16. The digital broadcasting method according to claim 12, wherein the connected transmission descriptor indicates whether the OFDM symbols are transmitted in a connected transmission or a non-connected transmission.
17. A digital broadcasting method for receiving orthogonal frequency division multiplexing (OFDM) signals through a broadcasting network having a plurality of transmission channels, the OFDM signals being obtained by modulating a plurality of transport streams, the digital broadcasting method comprising:
receiving the OFDM signals in a connected transmission, wherein the OFDM signals comprising a plurality of OFDM segments including OFDM symbols generated in a time base direction for the plurality of transmission channels and multiplexed in a frequency direction, the plurality of OFDM segments multiplexed in the frequency direction and processed with a simultaneous Inverse Fast Fourier Transform (IFFT) to generate the OFDM signals;
decoding the OFDM signals to receive a transport stream;
extracting control information from the transport stream, the control information including information concerning a physical configuration of the transport stream supplied by the broadcasting network and the features of the broadcasting network; and
switching among the plurality of transmission channels based on a connected transmission descriptor included in the control information which coordinates the plurality of transport streams subject to the connected transmission;
the connected transmission descriptor comprising:
information indicating whether a first data transport stream contained in an upper adjacent transmission channel on a higher frequency than a current transmission channel is present,
information indicating whether a second data transport stream contained in a lower adjacent transmission channel on a lower frequency than the current transmission channel is present, and
information indicating whether the first data transport stream contained in the upper adjacent transmission channel and the second data transport stream transmission contained in the lower adjacent channel are synchronously modulated or differentially modulated.

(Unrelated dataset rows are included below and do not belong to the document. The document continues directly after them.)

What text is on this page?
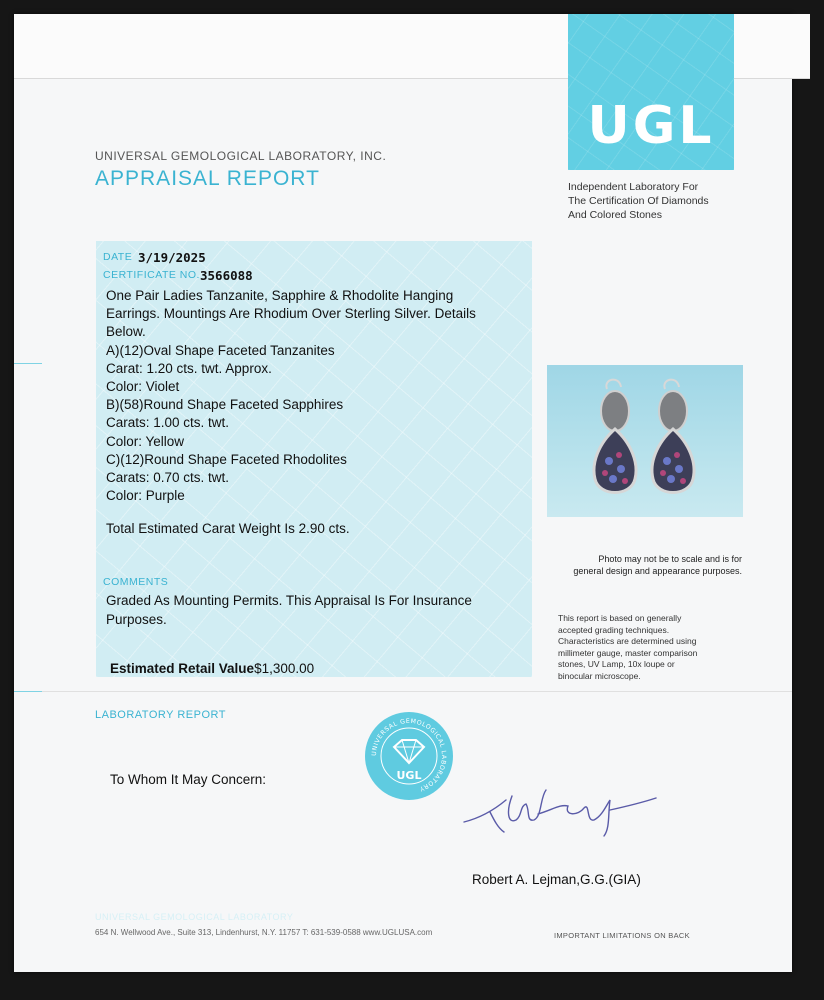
UGL
Independent Laboratory For
The Certification Of Diamonds
And Colored Stones
UNIVERSAL GEMOLOGICAL LABORATORY, INC.
APPRAISAL REPORT
DATE 3/19/2025
CERTIFICATE NO. 3566088
One Pair Ladies Tanzanite, Sapphire & Rhodolite Hanging
Earrings. Mountings Are Rhodium Over Sterling Silver. Details
Below.
A)(12)Oval Shape Faceted Tanzanites
Carat: 1.20 cts. twt. Approx.
Color: Violet
B)(58)Round Shape Faceted Sapphires
Carats: 1.00 cts. twt.
Color: Yellow
C)(12)Round Shape Faceted Rhodolites
Carats: 0.70 cts. twt.
Color: Purple
Total Estimated Carat Weight Is 2.90 cts.
COMMENTS
Graded As Mounting Permits. This Appraisal Is For Insurance
Purposes.
Estimated Retail Value$1,300.00
Photo may not be to scale and is for
general design and appearance purposes.
This report is based on generally
accepted grading techniques.
Characteristics are determined using
millimeter gauge, master comparison
stones, UV Lamp, 10x loupe or
binocular microscope.
LABORATORY REPORT
UNIVERSAL GEMOLOGICAL LABORATORY
UGL
To Whom It May Concern:
Robert A. Lejman,G.G.(GIA)
UNIVERSAL GEMOLOGICAL LABORATORY
654 N. Wellwood Ave., Suite 313, Lindenhurst, N.Y. 11757 T: 631-539-0588 www.UGLUSA.com	IMPORTANT LIMITATIONS ON BACK
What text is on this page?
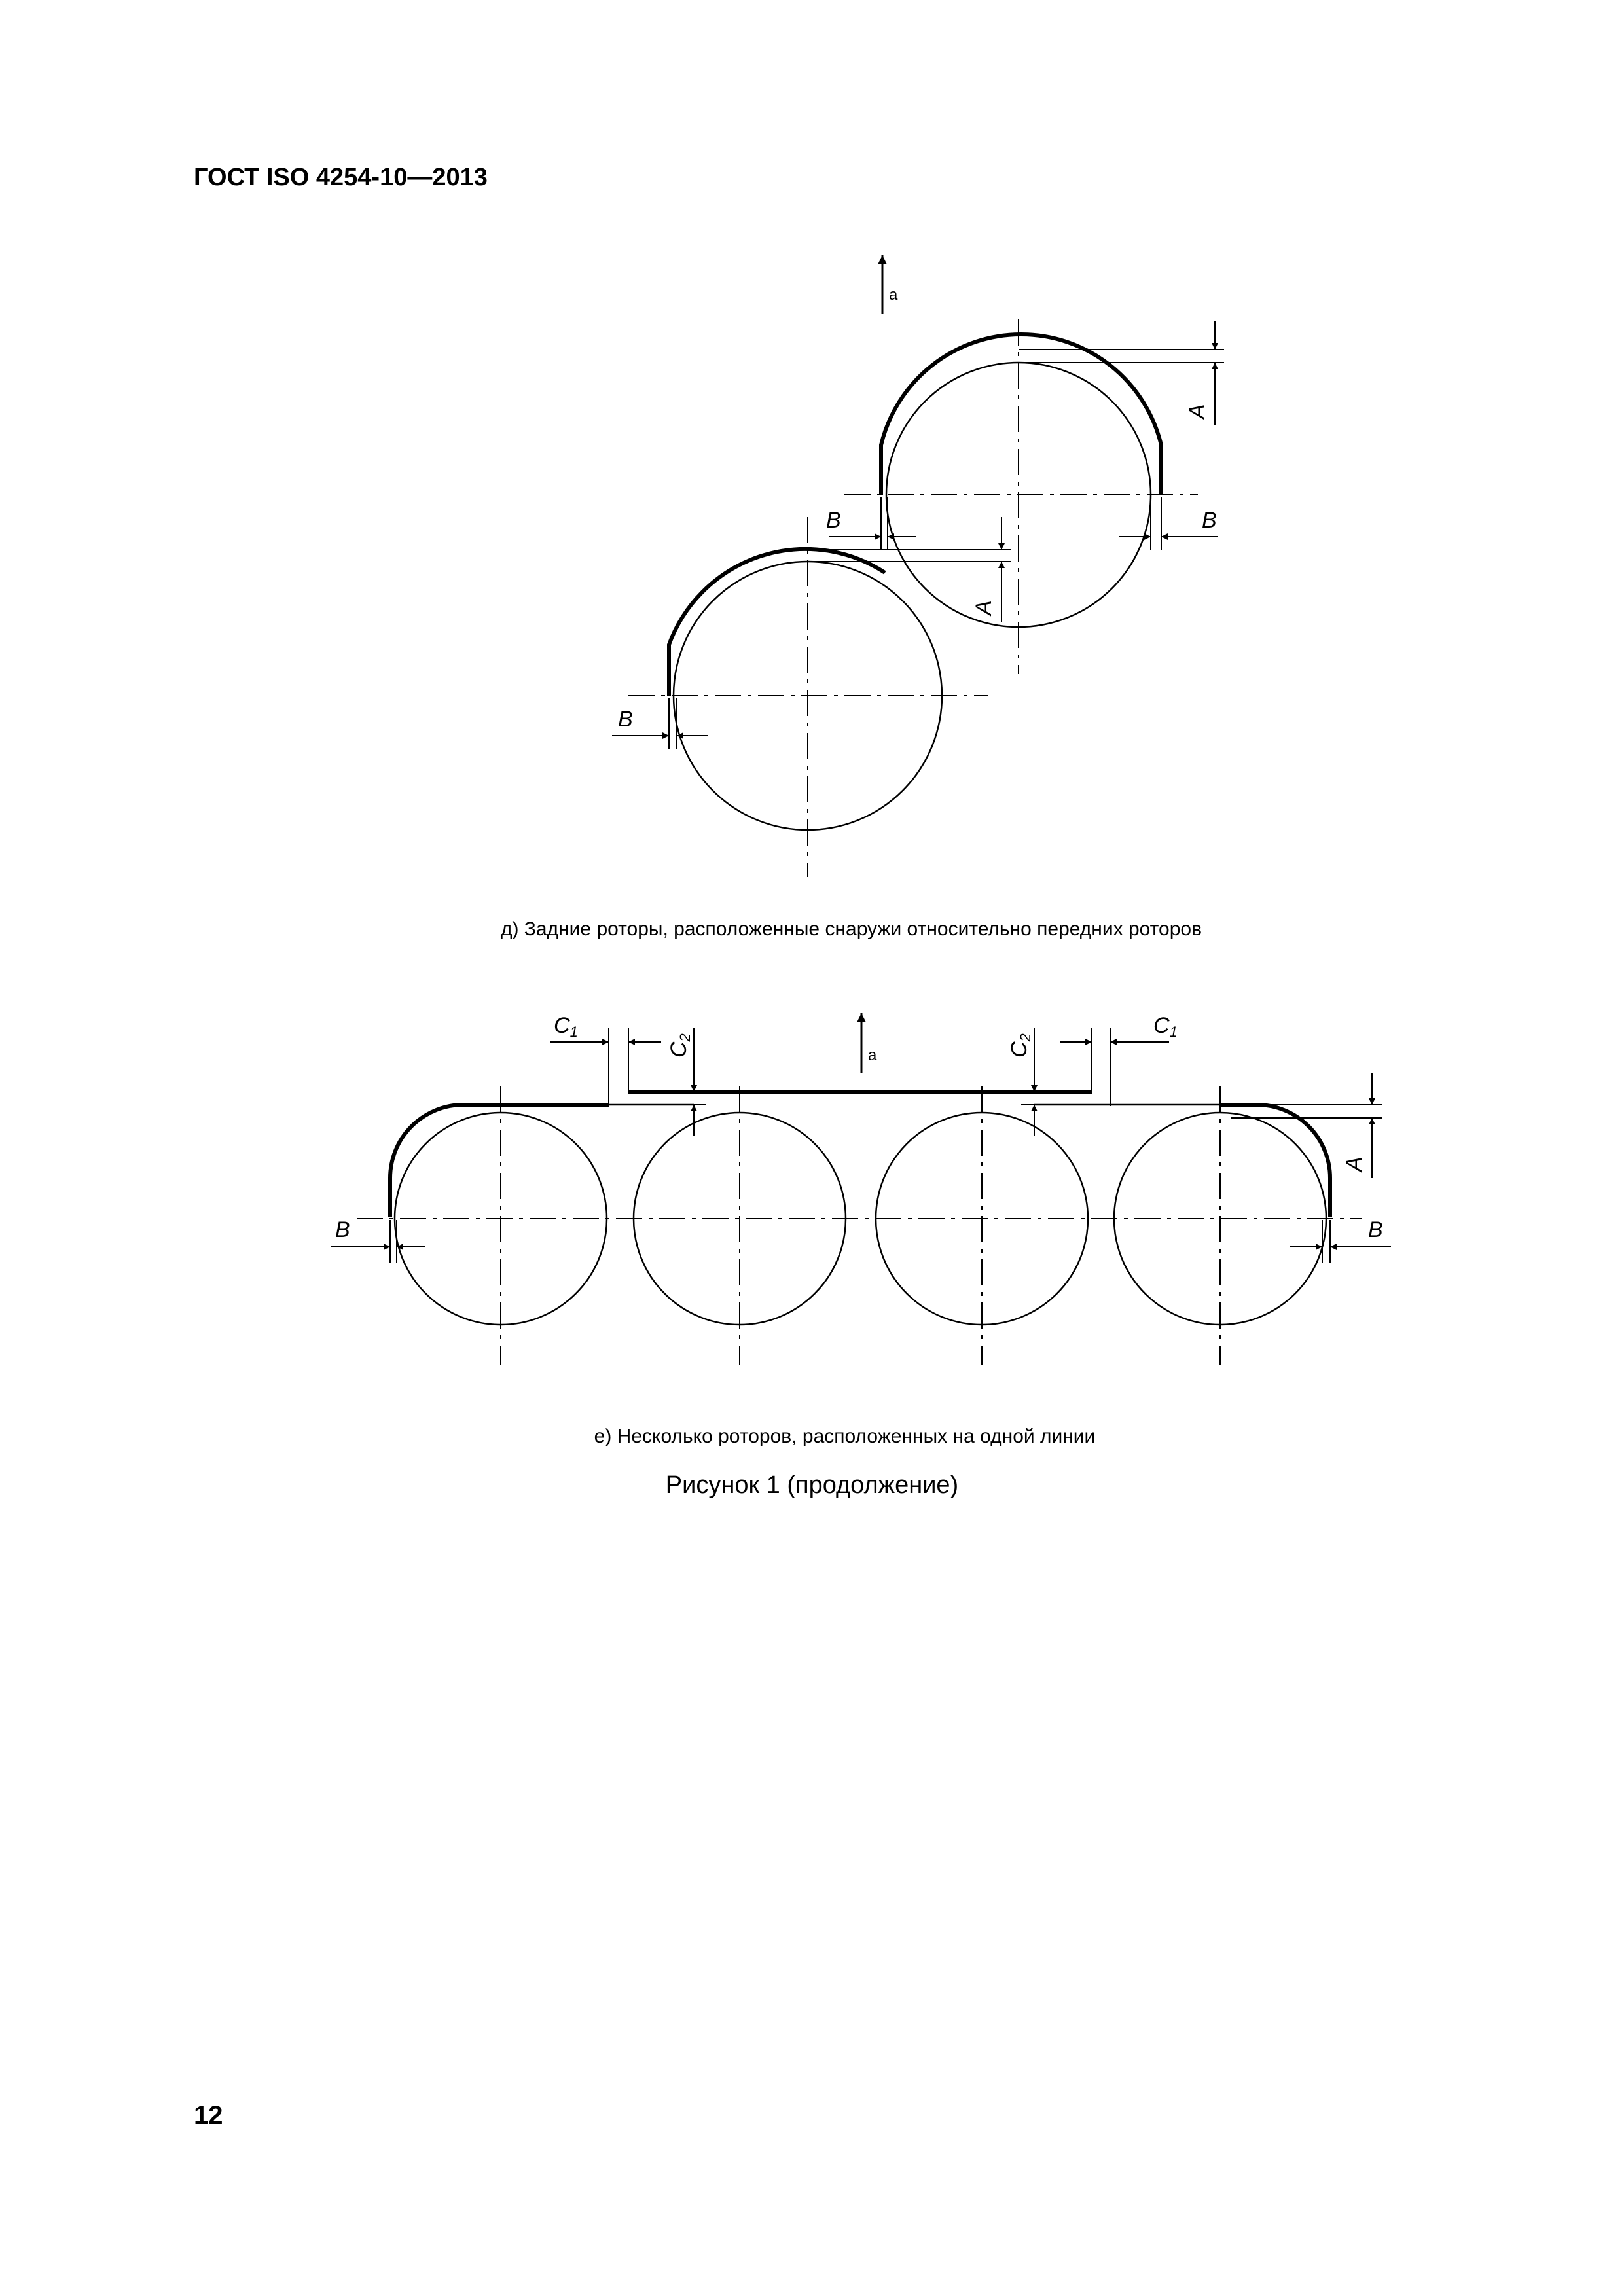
ГОСТ ISO 4254-10—2013
a
A
A
B	B
B
a
C1
C2
C2	C1
A
B	B
д) Задние роторы, расположенные снаружи относительно передних роторов
е) Несколько роторов, расположенных на одной линии
Рисунок 1 (продолжение)
12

18. The digital broadcasting method according to claim 17, wherein the plurality of transport streams and the control information are specified in MPEG-2 Systems.
19. The digital broadcasting method according to claim 17, wherein the connected transmission descriptor indicates whether the OFDM symbols are transmitted in a connected transmission or a non-connected transmission.
20. The digital broadcasting method according to claim 17, wherein the control information further includes information concerning the physical conditions of the broadcast signal.